Thursday, December 16, 2004

Sick of Bing yet?

Behold the top two millinerd Christmas albums:

1. Bruce Cockburn's (pronounced koeburn for those not in the know)Christmas album could perhaps best be described as "ethnic Canadian" music, for among other things its inclusion of the first Canadian hymn by Jean de Brebeuf. Bruce remarkably sings it in the Huron language (as Brebeuf intended). Incidentally, if ever there was an example of a deeply indigenous missionary that spreads the Gospel without the requisite culture-smothering... Brebeuf would be it. There are many more (St. Patrick, Matteo Ricci, etc., etc.).

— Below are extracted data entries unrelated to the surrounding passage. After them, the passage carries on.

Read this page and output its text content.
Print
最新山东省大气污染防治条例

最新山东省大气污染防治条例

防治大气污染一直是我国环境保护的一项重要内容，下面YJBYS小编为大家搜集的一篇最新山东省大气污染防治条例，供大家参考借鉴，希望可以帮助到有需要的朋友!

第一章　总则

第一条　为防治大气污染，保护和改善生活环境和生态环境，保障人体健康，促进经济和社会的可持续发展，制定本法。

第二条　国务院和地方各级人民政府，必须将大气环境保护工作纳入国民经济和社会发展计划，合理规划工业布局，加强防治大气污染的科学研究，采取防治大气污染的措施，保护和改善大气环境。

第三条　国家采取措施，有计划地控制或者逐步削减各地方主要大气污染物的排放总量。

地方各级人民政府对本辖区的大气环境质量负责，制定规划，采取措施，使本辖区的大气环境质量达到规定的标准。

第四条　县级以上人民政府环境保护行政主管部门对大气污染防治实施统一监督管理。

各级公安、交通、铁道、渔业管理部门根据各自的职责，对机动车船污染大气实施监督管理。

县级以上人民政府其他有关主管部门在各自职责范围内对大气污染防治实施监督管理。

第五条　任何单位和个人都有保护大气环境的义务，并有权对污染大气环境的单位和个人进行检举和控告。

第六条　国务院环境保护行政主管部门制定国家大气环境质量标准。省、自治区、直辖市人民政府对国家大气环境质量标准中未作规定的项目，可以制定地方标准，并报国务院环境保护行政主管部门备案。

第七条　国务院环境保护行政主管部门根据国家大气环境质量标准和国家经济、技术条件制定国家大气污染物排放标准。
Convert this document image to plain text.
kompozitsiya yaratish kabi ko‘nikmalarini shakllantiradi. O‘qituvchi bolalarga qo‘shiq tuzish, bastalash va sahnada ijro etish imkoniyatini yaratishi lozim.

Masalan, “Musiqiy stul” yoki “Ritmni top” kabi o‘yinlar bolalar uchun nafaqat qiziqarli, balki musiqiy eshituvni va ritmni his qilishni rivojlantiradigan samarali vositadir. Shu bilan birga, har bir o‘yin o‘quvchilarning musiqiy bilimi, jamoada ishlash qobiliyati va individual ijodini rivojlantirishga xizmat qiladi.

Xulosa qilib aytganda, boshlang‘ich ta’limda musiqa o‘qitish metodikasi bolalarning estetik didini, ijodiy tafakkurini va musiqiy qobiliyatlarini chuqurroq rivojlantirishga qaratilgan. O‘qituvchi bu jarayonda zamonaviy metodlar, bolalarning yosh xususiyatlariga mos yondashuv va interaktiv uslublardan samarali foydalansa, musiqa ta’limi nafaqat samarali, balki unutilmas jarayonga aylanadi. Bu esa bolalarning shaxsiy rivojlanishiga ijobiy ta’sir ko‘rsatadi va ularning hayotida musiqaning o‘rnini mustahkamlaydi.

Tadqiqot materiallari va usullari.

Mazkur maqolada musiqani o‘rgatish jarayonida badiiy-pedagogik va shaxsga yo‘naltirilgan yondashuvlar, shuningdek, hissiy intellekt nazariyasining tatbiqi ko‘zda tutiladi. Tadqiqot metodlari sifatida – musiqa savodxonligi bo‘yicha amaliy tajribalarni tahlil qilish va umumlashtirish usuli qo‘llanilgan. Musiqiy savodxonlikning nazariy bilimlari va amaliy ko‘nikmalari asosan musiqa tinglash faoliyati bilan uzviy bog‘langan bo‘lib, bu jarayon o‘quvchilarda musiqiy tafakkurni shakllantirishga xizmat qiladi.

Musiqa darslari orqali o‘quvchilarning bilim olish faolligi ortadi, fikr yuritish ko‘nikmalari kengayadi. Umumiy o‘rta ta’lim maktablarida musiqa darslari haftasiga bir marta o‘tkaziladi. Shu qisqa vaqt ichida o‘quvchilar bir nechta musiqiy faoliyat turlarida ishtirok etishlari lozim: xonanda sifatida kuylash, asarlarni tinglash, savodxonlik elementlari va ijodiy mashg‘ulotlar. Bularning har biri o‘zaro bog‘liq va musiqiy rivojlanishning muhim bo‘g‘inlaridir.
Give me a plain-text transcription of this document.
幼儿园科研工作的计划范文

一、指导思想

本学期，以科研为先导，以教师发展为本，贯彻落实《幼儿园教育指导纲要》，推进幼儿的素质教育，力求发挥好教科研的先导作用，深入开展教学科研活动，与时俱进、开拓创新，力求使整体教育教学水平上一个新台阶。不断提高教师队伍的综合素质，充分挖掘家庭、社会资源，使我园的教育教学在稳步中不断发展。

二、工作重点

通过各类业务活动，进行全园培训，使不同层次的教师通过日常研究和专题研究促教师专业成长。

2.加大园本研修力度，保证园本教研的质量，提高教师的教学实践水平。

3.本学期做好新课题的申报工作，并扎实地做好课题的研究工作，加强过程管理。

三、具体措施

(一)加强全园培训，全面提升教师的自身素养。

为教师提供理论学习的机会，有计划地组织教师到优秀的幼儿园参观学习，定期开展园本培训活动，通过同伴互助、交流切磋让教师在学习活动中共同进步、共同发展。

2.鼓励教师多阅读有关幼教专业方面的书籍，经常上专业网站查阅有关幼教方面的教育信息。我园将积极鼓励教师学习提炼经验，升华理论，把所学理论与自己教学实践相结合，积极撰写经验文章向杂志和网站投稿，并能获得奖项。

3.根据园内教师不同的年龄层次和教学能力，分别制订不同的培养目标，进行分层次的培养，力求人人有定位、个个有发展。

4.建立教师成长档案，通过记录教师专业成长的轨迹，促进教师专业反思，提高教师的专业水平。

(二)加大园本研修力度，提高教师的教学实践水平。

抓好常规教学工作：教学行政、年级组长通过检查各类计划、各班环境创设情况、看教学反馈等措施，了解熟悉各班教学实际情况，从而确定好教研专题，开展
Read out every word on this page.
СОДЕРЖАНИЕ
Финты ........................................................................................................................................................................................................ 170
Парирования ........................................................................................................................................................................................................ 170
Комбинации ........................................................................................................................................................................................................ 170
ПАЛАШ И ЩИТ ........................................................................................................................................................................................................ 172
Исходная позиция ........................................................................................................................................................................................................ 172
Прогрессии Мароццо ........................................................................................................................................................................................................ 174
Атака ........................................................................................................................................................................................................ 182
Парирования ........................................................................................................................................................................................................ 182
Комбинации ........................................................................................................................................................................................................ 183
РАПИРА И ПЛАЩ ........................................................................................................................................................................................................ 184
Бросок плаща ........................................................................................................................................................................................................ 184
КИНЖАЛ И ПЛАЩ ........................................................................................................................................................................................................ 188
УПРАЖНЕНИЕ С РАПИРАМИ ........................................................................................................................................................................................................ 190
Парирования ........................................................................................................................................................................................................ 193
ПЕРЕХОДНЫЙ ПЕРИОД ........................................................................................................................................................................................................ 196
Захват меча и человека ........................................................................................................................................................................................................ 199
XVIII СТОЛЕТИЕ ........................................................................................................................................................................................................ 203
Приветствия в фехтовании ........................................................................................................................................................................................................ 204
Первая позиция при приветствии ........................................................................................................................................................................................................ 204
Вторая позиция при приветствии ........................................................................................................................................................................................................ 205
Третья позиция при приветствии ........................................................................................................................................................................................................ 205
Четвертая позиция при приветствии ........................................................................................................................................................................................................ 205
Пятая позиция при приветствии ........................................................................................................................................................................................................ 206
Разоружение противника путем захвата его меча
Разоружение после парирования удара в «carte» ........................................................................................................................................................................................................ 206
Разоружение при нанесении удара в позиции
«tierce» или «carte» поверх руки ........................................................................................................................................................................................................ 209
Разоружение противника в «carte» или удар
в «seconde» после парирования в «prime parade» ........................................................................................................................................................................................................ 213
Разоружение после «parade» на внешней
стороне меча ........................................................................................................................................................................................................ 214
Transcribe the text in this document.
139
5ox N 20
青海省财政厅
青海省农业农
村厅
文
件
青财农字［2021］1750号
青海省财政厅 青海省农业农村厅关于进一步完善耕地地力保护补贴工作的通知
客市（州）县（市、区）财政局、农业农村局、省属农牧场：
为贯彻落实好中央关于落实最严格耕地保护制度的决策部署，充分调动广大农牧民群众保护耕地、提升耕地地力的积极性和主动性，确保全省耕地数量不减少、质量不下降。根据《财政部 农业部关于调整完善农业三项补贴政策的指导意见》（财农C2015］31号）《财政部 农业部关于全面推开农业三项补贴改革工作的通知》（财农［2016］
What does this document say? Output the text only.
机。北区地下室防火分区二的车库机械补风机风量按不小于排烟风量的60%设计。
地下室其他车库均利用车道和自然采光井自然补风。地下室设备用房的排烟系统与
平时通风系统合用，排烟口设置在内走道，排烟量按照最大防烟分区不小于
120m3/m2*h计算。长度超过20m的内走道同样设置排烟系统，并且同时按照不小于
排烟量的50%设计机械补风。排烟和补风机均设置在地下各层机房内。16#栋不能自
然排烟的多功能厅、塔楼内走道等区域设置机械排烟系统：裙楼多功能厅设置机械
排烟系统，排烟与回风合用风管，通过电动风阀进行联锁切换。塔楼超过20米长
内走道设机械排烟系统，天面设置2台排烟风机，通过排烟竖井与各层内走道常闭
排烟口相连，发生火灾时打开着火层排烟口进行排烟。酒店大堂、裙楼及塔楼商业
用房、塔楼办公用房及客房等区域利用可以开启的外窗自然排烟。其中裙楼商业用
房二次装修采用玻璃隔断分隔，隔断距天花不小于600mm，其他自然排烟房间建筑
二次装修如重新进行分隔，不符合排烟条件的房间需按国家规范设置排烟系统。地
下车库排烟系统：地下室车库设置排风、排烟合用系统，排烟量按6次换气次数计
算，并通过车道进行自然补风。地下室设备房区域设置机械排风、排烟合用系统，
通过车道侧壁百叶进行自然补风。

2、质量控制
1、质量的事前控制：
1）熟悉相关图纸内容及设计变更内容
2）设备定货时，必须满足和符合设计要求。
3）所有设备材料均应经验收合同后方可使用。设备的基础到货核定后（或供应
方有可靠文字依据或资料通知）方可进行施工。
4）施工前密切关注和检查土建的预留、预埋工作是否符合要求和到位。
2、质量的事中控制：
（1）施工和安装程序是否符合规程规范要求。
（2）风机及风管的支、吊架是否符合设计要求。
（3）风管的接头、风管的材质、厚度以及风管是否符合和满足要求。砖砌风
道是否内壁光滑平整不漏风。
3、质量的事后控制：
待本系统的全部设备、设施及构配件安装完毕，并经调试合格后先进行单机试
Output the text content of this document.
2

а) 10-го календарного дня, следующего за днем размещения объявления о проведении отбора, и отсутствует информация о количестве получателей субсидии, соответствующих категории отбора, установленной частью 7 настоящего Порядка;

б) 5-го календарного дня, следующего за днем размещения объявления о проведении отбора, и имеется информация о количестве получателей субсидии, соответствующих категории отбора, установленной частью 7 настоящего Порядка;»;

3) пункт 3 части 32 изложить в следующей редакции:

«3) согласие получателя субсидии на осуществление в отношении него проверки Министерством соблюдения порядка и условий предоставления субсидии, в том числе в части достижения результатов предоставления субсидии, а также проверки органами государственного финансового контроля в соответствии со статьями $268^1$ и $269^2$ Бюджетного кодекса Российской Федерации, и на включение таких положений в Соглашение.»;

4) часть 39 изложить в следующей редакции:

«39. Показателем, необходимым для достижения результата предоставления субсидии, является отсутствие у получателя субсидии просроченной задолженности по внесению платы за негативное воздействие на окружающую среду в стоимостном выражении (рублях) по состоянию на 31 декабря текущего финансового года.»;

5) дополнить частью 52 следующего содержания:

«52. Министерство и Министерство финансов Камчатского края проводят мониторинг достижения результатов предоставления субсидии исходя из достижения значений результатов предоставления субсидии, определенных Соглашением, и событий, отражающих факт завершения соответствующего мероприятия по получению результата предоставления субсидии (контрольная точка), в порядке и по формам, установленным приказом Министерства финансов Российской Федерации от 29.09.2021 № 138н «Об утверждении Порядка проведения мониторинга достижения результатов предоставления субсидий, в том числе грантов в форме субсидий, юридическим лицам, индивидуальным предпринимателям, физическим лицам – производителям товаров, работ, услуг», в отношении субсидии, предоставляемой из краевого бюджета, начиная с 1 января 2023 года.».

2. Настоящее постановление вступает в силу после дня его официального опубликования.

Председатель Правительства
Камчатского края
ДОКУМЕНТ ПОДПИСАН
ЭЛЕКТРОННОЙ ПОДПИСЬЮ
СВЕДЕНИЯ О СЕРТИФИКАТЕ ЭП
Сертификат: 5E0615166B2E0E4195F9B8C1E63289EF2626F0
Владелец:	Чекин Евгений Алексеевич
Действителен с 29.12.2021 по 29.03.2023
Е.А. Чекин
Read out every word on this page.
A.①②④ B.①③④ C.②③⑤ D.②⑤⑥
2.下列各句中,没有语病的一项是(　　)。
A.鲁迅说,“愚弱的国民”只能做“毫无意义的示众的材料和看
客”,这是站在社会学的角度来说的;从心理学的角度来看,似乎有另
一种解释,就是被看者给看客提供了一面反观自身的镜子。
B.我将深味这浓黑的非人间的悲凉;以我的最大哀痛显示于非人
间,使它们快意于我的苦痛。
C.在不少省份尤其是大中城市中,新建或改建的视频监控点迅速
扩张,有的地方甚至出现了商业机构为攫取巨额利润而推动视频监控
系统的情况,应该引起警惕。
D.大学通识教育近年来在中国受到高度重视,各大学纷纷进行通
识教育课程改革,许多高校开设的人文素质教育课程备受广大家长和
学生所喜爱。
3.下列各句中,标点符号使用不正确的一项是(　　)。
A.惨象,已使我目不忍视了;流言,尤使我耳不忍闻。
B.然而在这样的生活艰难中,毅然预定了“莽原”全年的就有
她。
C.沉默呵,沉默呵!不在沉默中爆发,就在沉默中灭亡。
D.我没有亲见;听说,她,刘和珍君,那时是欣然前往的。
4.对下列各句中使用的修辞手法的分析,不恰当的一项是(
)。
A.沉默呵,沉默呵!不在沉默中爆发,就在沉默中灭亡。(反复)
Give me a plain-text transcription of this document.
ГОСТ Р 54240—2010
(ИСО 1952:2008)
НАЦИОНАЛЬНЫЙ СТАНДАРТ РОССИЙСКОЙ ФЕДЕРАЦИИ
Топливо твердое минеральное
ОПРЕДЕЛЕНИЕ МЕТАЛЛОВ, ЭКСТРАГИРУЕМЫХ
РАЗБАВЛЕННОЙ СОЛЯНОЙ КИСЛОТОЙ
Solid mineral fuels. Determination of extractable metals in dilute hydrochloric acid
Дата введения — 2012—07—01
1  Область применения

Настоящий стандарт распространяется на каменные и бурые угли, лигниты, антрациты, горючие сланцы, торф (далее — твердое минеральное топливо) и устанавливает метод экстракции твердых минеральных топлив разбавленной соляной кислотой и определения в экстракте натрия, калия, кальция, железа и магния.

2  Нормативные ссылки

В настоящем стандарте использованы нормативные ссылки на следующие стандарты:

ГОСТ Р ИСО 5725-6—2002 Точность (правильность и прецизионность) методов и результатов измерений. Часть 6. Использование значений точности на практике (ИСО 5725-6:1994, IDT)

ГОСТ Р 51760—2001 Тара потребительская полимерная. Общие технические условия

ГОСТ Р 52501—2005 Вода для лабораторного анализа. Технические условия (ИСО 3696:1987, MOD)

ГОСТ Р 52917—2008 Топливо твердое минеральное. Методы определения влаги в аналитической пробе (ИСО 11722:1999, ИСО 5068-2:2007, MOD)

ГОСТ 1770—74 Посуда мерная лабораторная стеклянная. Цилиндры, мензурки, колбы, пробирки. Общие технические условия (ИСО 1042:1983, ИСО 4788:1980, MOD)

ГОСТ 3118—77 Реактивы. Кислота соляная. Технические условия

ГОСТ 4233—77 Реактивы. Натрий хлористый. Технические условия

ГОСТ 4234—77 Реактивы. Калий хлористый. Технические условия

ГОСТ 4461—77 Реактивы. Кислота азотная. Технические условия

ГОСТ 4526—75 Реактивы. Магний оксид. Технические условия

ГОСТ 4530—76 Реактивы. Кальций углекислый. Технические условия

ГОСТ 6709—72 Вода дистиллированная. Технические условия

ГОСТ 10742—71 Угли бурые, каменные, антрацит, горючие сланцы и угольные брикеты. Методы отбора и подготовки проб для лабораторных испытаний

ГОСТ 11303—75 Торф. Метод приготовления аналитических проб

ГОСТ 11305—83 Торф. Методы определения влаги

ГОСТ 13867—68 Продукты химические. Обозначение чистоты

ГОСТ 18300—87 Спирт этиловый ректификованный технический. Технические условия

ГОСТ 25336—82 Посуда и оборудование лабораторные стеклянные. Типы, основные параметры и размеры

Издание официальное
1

2. Over the Rhine's almost spooky The Darkest Night of the Year is an assortment of reinterpretations (not all of them in my opinion successful) of the classic tunes. The new interpretations are "eerie" enough to remind that what we're dealing with is indeed the Mystery of the Incarnation, with which one can never be completely familiar.

Both B.C. and O.T.R. are Christians, but don't, shall we say, advertise the fact. As I've mentioned before, one certainly doesn't have to be a good person, let alone a Christian to be a phenomenal musician or artist... but especially when writing a Christmas album, it certainly helps.